Les cérémonies ont commencé dès jeudi soir devant quelque 3000 spectateurs avec rituels et danses dans les majestueuses ruines de Tikal, au Guatemala. Vendredi à l'aube une cérémonie du feu s'est déroulée sur le même site, en présence de dizaines de prêtres mayas guatémaltèques et de quelques étrangers.

Au Mexique, Chichen Itzá, un des sites archéologiques les plus représentatifs de la culture maya, se préparait à recevoir entre 15'000 et 20'000 visiteurs.

Ironie

En Europe, deux journaux allemands proposaient, via leurs sites, un suivi en temps réel de la fin du monde comme le quotidien de gauche "TAZ" qui ironise sur des signes avant-coureurs terrifiants: baisse de l'indice boursier DAX et faillite du club de foot de Lübeck.

En Australie, un des premiers pays à avoir vu le soleil se lever ce 21 décembre, la page Facebook du Bureau de tourisme a été bombardée de messages demandant si l'île comptait encore des survivants. "Oui, nous sommes vivants!", a répondu l'organisation, saluant le "coup de pouce" des Mays "pour nous aider à franchir la barre des quatre millions de fans pour notre page Facebook".

La NASA a été contactée par des milliers de personnes demandant la conduite à tenir en cas d'apocalypse. Sur une page Internet destinée à mettre en pièces ces soi-disant prophéties, elle rassure les Terriens, rappelant que "des scientifiques crédibles de par le monde assurent qu'il n'y a aucune menace associée à 2012".

Nouvelle arche

Mais certains ont préféré prendre leurs précautions. Aux Pays-Bas, un homme se prépare à vivre un éventuel déluge et a mis la dernière main à un bateau de survie pouvant accueillir 50 personnes.

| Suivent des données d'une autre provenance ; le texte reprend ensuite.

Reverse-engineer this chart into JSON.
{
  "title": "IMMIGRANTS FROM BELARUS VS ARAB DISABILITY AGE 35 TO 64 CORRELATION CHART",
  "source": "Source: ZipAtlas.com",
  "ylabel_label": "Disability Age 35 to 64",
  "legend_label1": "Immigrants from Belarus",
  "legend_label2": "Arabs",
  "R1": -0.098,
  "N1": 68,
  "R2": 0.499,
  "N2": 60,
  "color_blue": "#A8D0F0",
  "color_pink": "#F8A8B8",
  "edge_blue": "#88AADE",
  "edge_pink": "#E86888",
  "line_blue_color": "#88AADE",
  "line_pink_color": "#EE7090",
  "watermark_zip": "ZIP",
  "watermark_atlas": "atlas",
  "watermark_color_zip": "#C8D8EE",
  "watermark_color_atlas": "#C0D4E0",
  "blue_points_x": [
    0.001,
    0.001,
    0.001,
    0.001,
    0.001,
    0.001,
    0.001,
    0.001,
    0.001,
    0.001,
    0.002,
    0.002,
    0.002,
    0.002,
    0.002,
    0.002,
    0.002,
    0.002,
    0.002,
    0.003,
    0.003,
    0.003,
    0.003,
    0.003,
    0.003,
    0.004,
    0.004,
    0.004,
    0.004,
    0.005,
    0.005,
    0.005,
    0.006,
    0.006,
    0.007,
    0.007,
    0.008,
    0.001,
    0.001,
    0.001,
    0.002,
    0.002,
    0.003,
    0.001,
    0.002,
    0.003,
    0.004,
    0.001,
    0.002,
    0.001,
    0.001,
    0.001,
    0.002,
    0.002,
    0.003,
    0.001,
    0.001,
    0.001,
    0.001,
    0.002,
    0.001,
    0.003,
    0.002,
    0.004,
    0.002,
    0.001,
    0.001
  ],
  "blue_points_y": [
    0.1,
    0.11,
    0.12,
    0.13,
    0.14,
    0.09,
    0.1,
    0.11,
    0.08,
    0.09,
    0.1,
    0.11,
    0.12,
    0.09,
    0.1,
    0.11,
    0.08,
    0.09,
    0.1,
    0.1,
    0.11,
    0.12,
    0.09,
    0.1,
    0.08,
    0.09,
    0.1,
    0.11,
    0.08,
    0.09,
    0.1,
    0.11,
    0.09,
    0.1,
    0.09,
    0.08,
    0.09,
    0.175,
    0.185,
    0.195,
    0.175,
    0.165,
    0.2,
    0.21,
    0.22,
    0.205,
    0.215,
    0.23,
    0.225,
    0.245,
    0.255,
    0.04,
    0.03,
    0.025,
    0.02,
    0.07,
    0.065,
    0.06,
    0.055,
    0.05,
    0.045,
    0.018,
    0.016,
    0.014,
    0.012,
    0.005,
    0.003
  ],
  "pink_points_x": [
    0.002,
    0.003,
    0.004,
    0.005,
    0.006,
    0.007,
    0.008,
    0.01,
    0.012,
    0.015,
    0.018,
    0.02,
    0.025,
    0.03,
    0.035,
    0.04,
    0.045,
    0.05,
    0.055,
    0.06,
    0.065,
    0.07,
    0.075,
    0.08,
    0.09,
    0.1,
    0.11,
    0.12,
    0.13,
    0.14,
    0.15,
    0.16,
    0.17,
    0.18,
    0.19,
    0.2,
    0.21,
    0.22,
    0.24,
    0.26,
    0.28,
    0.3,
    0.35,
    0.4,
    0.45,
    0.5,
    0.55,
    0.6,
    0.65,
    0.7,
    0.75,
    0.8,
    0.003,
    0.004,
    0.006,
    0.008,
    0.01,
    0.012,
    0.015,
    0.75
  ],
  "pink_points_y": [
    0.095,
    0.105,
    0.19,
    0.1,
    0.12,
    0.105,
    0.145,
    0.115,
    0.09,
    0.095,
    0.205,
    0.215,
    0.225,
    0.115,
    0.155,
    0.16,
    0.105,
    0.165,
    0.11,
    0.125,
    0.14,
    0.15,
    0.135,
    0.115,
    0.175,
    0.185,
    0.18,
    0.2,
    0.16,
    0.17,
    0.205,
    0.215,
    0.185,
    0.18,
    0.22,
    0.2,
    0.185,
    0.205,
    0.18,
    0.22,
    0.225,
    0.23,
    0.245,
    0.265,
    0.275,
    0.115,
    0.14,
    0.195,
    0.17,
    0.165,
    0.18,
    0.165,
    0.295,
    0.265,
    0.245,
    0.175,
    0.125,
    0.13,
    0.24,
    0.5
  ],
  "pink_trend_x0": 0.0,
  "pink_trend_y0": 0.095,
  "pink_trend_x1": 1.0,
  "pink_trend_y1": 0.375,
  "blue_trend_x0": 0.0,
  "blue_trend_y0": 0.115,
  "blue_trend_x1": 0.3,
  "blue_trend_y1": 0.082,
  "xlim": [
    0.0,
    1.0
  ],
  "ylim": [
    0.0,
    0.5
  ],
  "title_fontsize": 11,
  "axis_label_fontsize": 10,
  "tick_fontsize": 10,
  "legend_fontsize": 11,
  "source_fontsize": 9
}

Dans le village turc de Sirince, qui doit survivre à l'Apocalypse en raison de "fluides positifs" selon des millénaristes, les centaines de reporters en quête de personnes venues fuir ici étaient plus nombreux que la population (570 habitants).

En France, à Bugarach, un village du sud-ouest surplombé d'un pic censé lui aussi échapper à la destruction finale, les autorités ont interpellé deux personnes avec des machettes et des masques à gaz dans leur voiture.